Я могу продолжать жить с мужем, как будто ничего не случилось, я, может быть, даже сумею сделать вид, что ничего не случилось. Я могу выбрать тебя и, забрав детей или оставив их мужу, уехать с тобой и быть там, где ты. Я могу рассказать мужу правду, и он сам оставит меня, и я могу жить одна и ждать – уже не мужа, а тебя. Или вообще никого не ждать.

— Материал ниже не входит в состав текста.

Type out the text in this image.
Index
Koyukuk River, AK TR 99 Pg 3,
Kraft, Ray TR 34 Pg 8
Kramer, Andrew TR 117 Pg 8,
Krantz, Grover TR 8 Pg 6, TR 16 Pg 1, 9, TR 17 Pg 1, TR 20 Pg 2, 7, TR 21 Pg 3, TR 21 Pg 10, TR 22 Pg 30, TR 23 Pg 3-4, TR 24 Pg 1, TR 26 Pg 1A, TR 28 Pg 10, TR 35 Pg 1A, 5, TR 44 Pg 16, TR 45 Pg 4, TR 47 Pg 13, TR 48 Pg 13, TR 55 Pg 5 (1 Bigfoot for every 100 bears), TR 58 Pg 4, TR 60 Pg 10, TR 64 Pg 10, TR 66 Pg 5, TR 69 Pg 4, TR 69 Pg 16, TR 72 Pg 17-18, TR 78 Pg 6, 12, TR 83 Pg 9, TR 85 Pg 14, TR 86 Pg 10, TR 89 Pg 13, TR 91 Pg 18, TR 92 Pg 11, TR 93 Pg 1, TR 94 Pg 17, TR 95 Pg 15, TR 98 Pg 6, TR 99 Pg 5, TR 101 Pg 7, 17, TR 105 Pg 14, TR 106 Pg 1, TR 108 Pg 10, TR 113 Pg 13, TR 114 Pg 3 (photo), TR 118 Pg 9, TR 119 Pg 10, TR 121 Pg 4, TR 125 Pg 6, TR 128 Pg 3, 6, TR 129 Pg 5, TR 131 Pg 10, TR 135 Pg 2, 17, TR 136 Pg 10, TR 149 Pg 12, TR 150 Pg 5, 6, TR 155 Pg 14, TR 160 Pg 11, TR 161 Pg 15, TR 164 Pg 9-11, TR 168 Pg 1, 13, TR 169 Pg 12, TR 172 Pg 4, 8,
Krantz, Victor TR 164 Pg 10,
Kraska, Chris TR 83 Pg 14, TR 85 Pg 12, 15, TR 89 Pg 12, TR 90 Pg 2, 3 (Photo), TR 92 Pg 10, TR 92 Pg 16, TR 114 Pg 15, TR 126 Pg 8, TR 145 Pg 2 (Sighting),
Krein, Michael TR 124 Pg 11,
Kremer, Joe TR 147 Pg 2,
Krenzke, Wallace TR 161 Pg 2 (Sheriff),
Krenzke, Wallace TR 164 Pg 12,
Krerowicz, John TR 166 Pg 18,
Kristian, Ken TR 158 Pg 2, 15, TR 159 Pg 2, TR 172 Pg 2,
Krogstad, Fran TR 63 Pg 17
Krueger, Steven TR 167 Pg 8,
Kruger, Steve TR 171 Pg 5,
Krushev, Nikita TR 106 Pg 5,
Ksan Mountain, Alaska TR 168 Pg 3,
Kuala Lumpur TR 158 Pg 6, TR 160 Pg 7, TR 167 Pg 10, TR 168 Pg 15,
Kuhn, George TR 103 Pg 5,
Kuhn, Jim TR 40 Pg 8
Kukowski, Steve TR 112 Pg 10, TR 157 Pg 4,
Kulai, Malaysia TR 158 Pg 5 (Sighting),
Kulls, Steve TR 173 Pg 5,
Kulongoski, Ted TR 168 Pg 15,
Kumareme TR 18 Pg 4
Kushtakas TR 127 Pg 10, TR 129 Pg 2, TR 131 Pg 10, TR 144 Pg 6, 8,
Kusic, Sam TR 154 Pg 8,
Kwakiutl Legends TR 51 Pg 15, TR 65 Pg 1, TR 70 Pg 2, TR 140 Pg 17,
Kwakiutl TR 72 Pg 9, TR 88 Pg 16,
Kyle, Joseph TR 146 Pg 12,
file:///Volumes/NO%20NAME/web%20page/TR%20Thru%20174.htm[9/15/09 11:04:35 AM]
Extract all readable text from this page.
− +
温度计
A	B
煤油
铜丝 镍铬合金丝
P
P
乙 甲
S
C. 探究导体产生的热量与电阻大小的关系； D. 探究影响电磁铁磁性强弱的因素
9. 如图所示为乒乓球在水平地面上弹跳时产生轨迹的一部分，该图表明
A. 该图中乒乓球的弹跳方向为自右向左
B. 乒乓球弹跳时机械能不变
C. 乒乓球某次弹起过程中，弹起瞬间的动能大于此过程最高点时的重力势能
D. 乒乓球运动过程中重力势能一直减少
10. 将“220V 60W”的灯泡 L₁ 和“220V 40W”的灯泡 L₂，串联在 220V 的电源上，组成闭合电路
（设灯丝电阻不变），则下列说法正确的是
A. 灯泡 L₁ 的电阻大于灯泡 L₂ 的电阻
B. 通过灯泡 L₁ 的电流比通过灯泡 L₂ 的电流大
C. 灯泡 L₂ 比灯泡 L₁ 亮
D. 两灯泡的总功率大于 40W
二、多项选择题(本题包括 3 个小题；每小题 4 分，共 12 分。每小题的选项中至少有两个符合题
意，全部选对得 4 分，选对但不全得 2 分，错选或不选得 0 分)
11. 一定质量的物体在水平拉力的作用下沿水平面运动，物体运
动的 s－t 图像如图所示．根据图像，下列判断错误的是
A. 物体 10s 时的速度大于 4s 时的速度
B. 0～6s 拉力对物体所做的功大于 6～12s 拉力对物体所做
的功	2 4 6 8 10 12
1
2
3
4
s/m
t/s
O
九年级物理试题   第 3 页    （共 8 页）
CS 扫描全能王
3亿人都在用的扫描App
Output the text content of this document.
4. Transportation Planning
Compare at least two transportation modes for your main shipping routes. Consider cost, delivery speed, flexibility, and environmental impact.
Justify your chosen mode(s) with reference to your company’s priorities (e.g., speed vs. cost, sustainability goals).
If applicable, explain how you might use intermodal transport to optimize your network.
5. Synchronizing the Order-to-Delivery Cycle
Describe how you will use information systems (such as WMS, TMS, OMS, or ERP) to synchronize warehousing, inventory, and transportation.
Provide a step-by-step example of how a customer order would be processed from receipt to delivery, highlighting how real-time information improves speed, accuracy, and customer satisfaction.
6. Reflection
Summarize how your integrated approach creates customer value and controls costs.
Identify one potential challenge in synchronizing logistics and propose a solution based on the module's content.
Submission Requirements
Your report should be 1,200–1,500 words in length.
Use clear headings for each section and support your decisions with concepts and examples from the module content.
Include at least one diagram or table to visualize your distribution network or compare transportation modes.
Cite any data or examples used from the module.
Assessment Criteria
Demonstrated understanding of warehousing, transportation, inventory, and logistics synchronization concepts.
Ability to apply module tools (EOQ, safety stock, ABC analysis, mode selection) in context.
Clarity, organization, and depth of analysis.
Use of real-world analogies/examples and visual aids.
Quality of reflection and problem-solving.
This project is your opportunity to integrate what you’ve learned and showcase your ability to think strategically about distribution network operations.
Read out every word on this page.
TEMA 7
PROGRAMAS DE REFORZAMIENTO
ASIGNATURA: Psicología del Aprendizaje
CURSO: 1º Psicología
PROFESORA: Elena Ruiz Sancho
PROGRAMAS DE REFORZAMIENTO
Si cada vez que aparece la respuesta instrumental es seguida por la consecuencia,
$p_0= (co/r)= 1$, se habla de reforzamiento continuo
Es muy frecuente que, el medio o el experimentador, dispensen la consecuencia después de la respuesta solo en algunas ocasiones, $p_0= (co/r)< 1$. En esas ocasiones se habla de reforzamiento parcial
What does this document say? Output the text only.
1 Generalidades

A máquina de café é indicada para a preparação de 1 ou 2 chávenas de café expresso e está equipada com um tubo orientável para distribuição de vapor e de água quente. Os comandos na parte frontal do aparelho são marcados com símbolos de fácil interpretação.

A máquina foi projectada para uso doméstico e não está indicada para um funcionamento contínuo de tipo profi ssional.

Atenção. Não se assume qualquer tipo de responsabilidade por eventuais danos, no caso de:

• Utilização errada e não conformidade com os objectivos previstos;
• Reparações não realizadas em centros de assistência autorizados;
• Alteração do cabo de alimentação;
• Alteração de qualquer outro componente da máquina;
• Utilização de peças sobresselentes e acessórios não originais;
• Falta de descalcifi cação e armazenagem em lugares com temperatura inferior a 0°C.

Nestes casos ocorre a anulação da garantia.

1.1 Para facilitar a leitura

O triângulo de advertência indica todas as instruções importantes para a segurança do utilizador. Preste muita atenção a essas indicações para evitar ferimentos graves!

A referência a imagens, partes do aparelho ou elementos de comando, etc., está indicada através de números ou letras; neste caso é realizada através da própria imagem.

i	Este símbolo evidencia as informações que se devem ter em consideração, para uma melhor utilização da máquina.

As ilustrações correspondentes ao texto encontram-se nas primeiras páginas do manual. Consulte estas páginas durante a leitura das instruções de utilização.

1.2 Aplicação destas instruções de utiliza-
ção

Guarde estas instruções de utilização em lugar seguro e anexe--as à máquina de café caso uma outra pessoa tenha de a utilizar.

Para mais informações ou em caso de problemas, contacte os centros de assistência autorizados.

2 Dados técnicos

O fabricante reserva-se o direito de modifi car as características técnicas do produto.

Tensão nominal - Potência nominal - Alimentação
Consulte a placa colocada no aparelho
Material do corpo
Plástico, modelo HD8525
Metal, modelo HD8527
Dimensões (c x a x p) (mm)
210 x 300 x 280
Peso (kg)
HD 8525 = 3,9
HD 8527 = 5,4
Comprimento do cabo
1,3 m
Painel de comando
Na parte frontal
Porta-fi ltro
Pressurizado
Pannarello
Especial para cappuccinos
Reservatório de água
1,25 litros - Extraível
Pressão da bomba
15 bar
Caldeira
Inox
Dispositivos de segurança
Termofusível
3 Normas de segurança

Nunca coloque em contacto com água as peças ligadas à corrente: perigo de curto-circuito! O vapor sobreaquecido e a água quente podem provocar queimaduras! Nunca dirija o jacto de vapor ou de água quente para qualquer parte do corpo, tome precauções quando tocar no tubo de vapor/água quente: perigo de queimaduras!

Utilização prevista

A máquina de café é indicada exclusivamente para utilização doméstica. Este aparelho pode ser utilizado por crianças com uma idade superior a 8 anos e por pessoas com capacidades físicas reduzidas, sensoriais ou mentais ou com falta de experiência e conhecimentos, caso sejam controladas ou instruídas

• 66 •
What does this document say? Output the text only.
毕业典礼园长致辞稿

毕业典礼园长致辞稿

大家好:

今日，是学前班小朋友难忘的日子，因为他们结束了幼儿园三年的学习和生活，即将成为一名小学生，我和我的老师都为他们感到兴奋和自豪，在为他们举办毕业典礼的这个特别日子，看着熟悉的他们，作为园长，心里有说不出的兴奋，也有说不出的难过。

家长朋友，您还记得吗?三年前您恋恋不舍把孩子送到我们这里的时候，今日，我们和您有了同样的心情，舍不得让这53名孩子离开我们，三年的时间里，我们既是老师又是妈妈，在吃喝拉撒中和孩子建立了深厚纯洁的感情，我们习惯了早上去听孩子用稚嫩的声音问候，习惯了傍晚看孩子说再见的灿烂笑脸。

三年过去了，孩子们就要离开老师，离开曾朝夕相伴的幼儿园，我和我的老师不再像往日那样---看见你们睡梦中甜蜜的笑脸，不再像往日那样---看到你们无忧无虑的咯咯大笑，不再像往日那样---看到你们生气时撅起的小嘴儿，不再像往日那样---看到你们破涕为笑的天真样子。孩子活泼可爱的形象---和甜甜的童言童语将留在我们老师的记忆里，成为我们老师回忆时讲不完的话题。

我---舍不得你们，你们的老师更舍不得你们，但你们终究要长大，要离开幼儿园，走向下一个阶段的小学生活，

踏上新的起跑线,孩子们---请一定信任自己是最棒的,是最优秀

Вон сколько вариантов. Неважно, какой из них плохой, какой хороший, это нам решать – важно, что они есть. Только вот ты их не видишь и не приглашаешь меня… на мазурку и в свою жизнь. Значит, мне остаются только первый и последний варианты – а выбор-то опять есть.
Вот, оказывается, как себя чувствуют не приглашенные на мазурку: музыка играет так весело, а я…
– И когда ты уедешь? – почему-то голос звучал ровно, или ей так казалось?
– На следующей неделе. Я еще не знаю, надолго ли. Шевкет отпустил меня на десять дней, я поеду посмотрю, что с мамой…
Лиза обнаружила свободное пространство между двумя машинами и, вернув себе сочувствующую руку, резко крутанула руль. Машина послушно развернулась и так точно заехала в стойло, словно понимала, что хозяйке не до нее и не надо создавать ей лишних проблем.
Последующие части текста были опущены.